Для возвращения в Хакодате, на "Адзуме" уже собирались начать жечь в топках котлов палубный настил. Но после заката броненосному крейсеру встретился японский пароход, который и поделился с ним углем.
Дальнейший путь русских кораблей до Владивостока, проходил без приключений и встреч с противником. "Лена", встретившая отряд для снабжения его углем и проводки по хорошо известным ее штурманам фарватерам в минных полях, выполнила свою работу безукоризненно.
Из книги Бориса Николаевича Мартынова "Ослябя" на войне 1904-05. Воспоминания старшего офицера броненосца". Библиотека морского офицера. Издание 1907 года.

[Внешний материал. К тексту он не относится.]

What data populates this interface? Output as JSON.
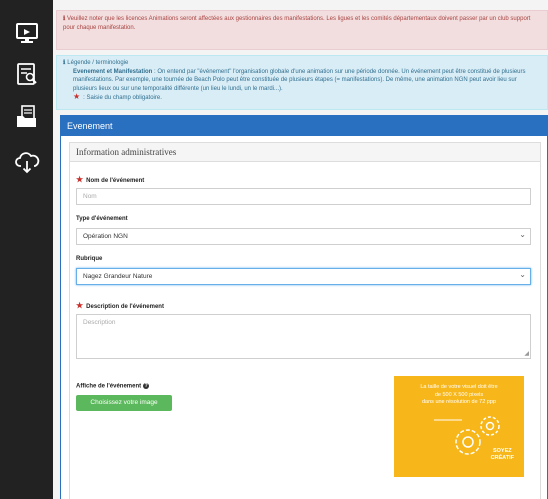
{
  "sidebar": {
    "items": [
      {
        "name": "monitor",
        "icon": "monitor-icon"
      },
      {
        "name": "search-document",
        "icon": "document-search-icon"
      },
      {
        "name": "folder-document",
        "icon": "folder-document-icon"
      },
      {
        "name": "cloud-download",
        "icon": "cloud-download-icon"
      }
    ],
    "colors": {
      "background": "#222222",
      "icon": "#ffffff"
    }
  },
  "alerts": {
    "warning_text": "Veuillez noter que les licences Animations seront affectées aux gestionnaires des manifestations. Les ligues et les comités départementaux doivent passer par un club support pour chaque manifestation.",
    "legend_title": "Légende / terminologie",
    "legend_term": "Evenement et Manifestation",
    "legend_text": " : On entend par \"événement\" l'organisation globale d'une animation sur une période donnée. Un événement peut être constitué de plusieurs manifestations. Par exemple, une tournée de Beach Polo peut être constituée de plusieurs étapes (= manifestations). De même, une animation NGN peut avoir lieu sur plusieurs lieux ou sur une temporalité différente (un lieu le lundi, un le mardi...).",
    "required_text": ": Saisie du champ obligatoire."
  },
  "panel": {
    "title": "Evenement",
    "section_title": "Information administratives"
  },
  "form": {
    "nom_label": "Nom de l'événement",
    "nom_placeholder": "Nom",
    "type_label": "Type d'événement",
    "type_value": "Opération NGN",
    "rubrique_label": "Rubrique",
    "rubrique_value": "Nagez Grandeur Nature",
    "description_label": "Description de l'événement",
    "description_placeholder": "Description",
    "affiche_label": "Affiche de l'événement",
    "choose_image_button": "Choisissez votre image"
  },
  "visual_hint": {
    "line1": "La taille de votre visuel doit être",
    "line2": "de 500 X 500 pixels",
    "line3": "dans une résolution de 72 ppp",
    "creatif_line1": "SOYEZ",
    "creatif_line2": "CRÉATIF"
  },
  "colors": {
    "primary": "#2a70c0",
    "danger_bg": "#f2dede",
    "danger_text": "#a94442",
    "info_bg": "#d9edf7",
    "info_text": "#31708f",
    "success": "#5cb85c",
    "visual_bg": "#f7b619",
    "required": "#c9302c"
  }
}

...Хотя вероятность появления японских миноносцев в этих глухих местах была небольшой, все же решили не рисковать и при подходе к Курилам зарядили помимо 75 мм по приказанию адмирала 10" и 6" орудия сегментными снарядами, у орудий посменно неслась вахта. Андрей Андреевич с подходом к Курилам начал вообще заметно нервничать, когда только что установленная связь по аппарату беспроволочного телеграфа со вспомогательным крейсером "Лена", который должен был снабдить нас углем и провести во Владивосток, внезапно прервалась. Мы уже начали думать на японцев, и когда показался дым со стороны Итурупа, адмирал был готов дать команду отвернуть на восток, но головной "Алмаз" вовремя доложил, что видит трехтрубный гражданский пароход, который при дальнейшем рассмотрении и оказался "Леной". Оказывается, у них поломался радиотелеграф, и ее командир решил ждать нас в точке рандеву у острова Итуруп, а если в тумане разминемся, то догнать нас в Корсакове. Но к счастью все обошлось благополучно.
Легли в дрейф и начали принимать уголь с "Лены", командиры судов отряда, а также ее командир Рейн были собраны у нас на "Ослябе". Очень рады мы были новостям с Родины и российским газетам, которых мы не видели уже с полгода, привезенными "Леной". Оказалось, что Владивостокская эскадра устроила в это же время демонстрацию у Сангарского пролива, с целью отвлечь японские силы от нашего измотанного многомесячным крейсерством и переходом отряда.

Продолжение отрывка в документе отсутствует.